Invalidating iterators c Old men chat

An erase operation that erases the first element of a deque but not the last element invalidates only the erased elements.

An erase operation that erases neither the first element nor the last element of a deque invalidates the past-the-end iterator and all iterators and references to all the elements of the deque. Invalidates all references, pointers, and iterators referring to the elements of the container and may invalidate the past-the-end iterator.

invalidating iterators c-25

We have c 1 and n 1 rather than c and n because a dummy node is needed at the end of the sequence.

If we call f the capacity to size ratio c/n and assume that n is large enough, we have that m providing stability of references and iterators, in exchange for missing element contiguity and also some performance and memory overhead.

All the nodes are referenced from a contiguous array of pointers, but also every node contains an "up" pointer referring back to the associated array cell.

This up pointer is the key element to implementing stability and random accessibility: Iterators point to the nodes rather than to the pointer array.

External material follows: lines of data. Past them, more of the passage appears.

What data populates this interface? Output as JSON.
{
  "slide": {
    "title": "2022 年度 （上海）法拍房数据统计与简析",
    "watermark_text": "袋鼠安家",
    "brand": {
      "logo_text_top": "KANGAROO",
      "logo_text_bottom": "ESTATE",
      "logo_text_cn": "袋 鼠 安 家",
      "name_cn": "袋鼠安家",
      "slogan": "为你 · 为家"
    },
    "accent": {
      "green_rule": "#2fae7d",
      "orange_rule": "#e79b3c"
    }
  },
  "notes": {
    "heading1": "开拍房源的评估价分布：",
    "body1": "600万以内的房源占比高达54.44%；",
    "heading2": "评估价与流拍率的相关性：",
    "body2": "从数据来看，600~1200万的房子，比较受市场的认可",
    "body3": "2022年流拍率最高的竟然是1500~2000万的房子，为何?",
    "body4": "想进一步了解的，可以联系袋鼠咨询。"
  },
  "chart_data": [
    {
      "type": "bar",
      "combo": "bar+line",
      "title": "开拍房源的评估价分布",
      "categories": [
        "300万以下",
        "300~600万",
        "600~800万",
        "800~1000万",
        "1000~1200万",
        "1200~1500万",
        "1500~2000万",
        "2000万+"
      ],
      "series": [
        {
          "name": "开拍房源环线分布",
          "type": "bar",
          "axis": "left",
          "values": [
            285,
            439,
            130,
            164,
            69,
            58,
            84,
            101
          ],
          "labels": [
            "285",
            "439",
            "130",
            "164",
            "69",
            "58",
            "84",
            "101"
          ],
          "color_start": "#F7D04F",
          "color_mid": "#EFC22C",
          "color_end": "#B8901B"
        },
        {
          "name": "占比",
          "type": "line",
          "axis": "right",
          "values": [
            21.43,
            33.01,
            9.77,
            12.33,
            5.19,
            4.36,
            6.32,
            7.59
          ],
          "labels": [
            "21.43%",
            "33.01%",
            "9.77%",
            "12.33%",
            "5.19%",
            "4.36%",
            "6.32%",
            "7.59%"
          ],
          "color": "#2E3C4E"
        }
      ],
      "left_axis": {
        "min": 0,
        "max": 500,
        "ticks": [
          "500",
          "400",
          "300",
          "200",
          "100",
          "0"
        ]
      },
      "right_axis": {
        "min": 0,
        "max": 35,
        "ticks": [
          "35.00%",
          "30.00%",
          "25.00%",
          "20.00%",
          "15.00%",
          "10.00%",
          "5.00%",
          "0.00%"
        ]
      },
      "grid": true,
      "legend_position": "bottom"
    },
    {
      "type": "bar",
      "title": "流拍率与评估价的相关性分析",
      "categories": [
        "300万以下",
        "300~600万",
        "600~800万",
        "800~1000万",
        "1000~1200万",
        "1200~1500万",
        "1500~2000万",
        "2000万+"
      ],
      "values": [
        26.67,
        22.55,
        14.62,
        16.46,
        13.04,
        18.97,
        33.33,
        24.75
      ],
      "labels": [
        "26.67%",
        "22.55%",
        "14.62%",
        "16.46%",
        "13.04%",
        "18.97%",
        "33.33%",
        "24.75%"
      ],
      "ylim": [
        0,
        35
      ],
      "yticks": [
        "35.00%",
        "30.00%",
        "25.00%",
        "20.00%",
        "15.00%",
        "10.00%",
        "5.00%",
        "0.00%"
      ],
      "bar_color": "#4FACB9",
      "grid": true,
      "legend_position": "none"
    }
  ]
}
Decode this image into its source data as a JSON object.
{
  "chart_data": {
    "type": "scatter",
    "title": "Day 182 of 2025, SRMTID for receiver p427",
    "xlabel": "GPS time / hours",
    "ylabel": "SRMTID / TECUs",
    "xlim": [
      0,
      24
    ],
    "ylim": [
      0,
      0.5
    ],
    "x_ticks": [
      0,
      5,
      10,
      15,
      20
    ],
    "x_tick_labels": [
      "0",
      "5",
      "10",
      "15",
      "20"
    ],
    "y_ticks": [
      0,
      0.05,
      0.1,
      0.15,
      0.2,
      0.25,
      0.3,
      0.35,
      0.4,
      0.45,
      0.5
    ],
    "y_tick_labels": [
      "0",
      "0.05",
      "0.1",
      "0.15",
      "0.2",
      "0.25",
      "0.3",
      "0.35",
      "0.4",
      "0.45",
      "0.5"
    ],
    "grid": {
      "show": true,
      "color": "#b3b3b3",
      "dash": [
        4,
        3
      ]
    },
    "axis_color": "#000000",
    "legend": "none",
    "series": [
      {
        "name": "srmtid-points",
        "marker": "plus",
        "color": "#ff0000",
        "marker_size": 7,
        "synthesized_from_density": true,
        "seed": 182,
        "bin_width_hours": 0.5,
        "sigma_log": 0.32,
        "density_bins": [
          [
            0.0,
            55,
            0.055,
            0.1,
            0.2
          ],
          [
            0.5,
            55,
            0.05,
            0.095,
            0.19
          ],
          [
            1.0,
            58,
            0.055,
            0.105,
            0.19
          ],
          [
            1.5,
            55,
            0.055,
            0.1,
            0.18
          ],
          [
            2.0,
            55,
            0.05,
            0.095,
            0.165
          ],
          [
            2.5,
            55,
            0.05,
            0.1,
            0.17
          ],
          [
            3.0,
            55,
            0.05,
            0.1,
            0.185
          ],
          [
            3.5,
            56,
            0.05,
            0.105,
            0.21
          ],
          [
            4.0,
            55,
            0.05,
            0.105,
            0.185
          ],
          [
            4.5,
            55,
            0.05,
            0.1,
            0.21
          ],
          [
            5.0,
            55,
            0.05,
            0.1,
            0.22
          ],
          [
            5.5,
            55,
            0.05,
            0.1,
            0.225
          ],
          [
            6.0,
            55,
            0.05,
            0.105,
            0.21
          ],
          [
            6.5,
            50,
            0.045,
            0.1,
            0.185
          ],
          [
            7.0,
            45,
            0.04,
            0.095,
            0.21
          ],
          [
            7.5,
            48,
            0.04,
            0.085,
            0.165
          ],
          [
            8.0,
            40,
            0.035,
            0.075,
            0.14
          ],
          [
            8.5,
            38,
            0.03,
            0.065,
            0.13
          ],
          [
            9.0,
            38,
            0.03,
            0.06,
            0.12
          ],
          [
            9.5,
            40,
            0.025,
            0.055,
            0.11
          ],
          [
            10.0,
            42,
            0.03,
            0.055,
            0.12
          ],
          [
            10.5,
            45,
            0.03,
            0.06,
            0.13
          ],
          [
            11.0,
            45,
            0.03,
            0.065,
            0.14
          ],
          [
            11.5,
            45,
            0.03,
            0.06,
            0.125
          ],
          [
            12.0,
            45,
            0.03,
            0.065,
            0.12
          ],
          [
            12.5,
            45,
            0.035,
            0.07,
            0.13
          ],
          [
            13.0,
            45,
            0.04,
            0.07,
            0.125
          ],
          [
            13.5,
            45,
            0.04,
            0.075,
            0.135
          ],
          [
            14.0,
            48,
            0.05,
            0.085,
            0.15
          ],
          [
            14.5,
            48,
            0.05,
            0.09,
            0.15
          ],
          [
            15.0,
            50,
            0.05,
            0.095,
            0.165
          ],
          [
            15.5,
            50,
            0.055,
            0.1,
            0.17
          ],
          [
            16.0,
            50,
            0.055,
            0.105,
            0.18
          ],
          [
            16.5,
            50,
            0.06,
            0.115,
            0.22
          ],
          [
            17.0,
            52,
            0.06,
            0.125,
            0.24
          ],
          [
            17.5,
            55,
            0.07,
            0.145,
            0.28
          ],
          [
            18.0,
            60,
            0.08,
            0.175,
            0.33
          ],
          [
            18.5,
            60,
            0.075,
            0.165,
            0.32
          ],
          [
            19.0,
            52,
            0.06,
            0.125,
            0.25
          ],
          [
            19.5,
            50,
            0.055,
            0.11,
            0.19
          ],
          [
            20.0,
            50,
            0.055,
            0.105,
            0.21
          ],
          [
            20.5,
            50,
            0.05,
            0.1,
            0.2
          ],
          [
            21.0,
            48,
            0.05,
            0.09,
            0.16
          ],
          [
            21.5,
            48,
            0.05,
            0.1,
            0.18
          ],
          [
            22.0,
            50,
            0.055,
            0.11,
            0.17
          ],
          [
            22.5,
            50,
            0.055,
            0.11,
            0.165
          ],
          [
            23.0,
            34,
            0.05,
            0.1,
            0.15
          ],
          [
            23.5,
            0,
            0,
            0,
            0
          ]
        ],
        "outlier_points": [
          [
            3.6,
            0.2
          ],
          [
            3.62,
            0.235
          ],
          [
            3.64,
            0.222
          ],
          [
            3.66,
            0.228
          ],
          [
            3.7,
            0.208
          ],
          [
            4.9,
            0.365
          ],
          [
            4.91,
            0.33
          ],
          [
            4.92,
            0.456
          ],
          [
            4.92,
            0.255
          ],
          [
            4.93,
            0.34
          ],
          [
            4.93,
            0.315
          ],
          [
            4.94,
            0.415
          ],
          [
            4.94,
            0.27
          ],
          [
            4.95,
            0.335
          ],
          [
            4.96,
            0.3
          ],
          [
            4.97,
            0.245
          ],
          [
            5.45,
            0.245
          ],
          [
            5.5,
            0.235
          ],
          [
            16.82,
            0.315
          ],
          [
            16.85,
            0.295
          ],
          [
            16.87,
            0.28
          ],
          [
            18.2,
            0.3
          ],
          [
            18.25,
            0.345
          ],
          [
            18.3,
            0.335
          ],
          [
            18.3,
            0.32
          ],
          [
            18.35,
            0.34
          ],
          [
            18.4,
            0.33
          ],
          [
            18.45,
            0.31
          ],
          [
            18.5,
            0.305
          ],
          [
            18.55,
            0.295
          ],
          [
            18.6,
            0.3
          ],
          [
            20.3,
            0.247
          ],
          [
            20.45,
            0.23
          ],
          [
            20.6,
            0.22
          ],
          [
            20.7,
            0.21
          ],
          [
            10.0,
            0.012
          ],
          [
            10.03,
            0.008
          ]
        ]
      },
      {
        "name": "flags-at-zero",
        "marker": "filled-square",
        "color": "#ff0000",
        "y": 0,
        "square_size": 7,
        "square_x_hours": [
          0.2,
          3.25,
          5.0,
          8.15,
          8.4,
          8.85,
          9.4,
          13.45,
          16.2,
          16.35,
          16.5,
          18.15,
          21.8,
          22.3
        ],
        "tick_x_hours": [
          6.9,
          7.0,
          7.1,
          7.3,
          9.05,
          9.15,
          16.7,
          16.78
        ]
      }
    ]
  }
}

Using g (...) it takes X seconds to perform a million lookups in a sorted vector Using a sorted vector instead of a set gives you faster lookup and much faster iteration, but at the cost of slower insertion.

Insertion into a set, using set::insert, is proportional to log N, but insertion into a sorted vector, (...) , is proportional to N.Whenever you insert something into a vector, vector::insert has to make room by shifting all of the elements that follow it.On average, if you're equally likely to insert a new element anywhere, you'll be shifting N/2 elements.We say then that s are unstable: by contrast, stable containers are those for which references and iterators to a given element remain valid as long as the element is not erased: examples of stable containers within the C standard library are (random access iterators, amortized constant time end insertion/deletion, minimal memory overhead, etc.)?The following image describes the layout of a possible data structure upon which to base the design of a stable vector: Each element is stored in its own separate node.Use only a valid pointer, reference, or iterator to refer to an element of a container.